O fato de que 50% das estudantes de medicina e mais um quarto das enfermeiras sofreram assédio sexual em suas escolas e locais de trabalho apenas amplifica ainda mais a importância desta cena e a força de uma imagem da mulher em todas as experiências vividas unindo-se em solidariedade, sobrevivendo umas pelas outras. Abby se sente vista. Ela se sente cuidada e segura. E ela diz que sim. Ela consente.

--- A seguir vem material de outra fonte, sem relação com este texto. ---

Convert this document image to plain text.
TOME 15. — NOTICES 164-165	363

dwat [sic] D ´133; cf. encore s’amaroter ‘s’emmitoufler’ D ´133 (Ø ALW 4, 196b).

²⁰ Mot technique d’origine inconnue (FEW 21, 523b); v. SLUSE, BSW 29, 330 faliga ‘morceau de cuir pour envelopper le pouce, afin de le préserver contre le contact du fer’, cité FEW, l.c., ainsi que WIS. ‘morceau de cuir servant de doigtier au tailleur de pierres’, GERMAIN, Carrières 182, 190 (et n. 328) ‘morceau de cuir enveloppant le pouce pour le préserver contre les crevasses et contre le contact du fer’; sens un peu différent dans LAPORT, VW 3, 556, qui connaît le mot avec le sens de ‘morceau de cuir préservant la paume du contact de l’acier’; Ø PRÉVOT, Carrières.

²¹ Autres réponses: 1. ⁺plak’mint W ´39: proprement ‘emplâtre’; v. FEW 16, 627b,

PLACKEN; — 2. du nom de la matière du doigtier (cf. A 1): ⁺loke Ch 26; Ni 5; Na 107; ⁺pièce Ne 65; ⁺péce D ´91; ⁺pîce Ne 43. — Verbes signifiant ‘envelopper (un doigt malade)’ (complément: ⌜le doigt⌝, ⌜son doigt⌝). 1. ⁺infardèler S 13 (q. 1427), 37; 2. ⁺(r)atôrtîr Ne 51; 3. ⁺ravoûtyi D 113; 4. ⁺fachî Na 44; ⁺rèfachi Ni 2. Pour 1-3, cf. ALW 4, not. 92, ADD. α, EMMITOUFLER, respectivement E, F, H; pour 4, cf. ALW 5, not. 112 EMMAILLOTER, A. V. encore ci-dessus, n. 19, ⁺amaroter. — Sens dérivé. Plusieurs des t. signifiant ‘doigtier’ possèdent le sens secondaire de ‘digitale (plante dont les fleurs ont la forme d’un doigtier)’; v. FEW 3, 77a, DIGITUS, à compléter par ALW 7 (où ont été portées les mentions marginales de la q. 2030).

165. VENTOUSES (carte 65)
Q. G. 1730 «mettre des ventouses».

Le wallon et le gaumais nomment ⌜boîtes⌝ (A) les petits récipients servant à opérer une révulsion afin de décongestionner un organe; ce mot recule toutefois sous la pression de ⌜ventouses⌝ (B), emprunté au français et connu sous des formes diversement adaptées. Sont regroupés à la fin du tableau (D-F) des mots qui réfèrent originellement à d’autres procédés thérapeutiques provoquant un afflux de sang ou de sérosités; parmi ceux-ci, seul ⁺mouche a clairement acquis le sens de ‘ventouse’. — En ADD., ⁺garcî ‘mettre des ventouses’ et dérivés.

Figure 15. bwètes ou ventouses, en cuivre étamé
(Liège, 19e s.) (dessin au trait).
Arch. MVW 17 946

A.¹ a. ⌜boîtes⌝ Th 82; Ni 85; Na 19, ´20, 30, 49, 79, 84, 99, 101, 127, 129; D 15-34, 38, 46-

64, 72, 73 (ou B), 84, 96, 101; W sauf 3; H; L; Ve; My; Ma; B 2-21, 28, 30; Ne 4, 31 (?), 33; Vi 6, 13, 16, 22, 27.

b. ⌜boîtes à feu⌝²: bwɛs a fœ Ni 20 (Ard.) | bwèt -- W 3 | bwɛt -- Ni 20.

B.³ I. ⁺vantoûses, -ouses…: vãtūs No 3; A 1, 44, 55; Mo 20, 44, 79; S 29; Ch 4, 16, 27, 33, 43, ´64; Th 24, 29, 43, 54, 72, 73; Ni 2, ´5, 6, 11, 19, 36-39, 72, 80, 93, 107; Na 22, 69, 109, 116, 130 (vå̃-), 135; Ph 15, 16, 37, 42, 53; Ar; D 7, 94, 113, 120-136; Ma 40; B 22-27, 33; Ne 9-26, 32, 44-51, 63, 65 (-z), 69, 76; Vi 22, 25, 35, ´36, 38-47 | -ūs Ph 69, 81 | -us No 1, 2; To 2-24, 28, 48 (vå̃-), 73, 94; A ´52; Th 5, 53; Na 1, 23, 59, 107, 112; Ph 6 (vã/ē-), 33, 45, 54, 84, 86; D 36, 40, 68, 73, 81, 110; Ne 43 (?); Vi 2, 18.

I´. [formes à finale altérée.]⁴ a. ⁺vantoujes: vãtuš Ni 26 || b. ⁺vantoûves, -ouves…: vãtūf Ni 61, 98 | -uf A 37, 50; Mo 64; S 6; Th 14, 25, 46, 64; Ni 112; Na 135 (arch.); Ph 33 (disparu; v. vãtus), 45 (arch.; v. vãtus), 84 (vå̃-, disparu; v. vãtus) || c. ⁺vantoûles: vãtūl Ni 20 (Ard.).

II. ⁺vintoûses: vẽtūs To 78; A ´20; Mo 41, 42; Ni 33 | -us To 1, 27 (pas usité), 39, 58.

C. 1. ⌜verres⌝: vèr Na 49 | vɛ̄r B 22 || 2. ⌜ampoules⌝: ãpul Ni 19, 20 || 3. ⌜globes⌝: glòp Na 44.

Embora o ritmo no qual Abby vai do medo para a decisão de denunciar seja muito mais rápido do que muitas mulheres, o episódio enfatiza através das experiências traumáticas de outras mulheres que nenhum sobrevivente tem o mesmo caminho para cura. Às vezes, você ainda não está pronto.
Assim como Meredith diz em sua voz no final do episódio: “Não há solução mágica. Nenhuma pílula para fazê-lo desaparecer. Podemos pedir ajuda. Podemos dizer nossa verdade... sempre que estivermos prontos. ”
Jessi Gold, M.D., M.S., é psiquiatra com especialização em saúde mental universitária e membro fundador da Time's Up Healthcare.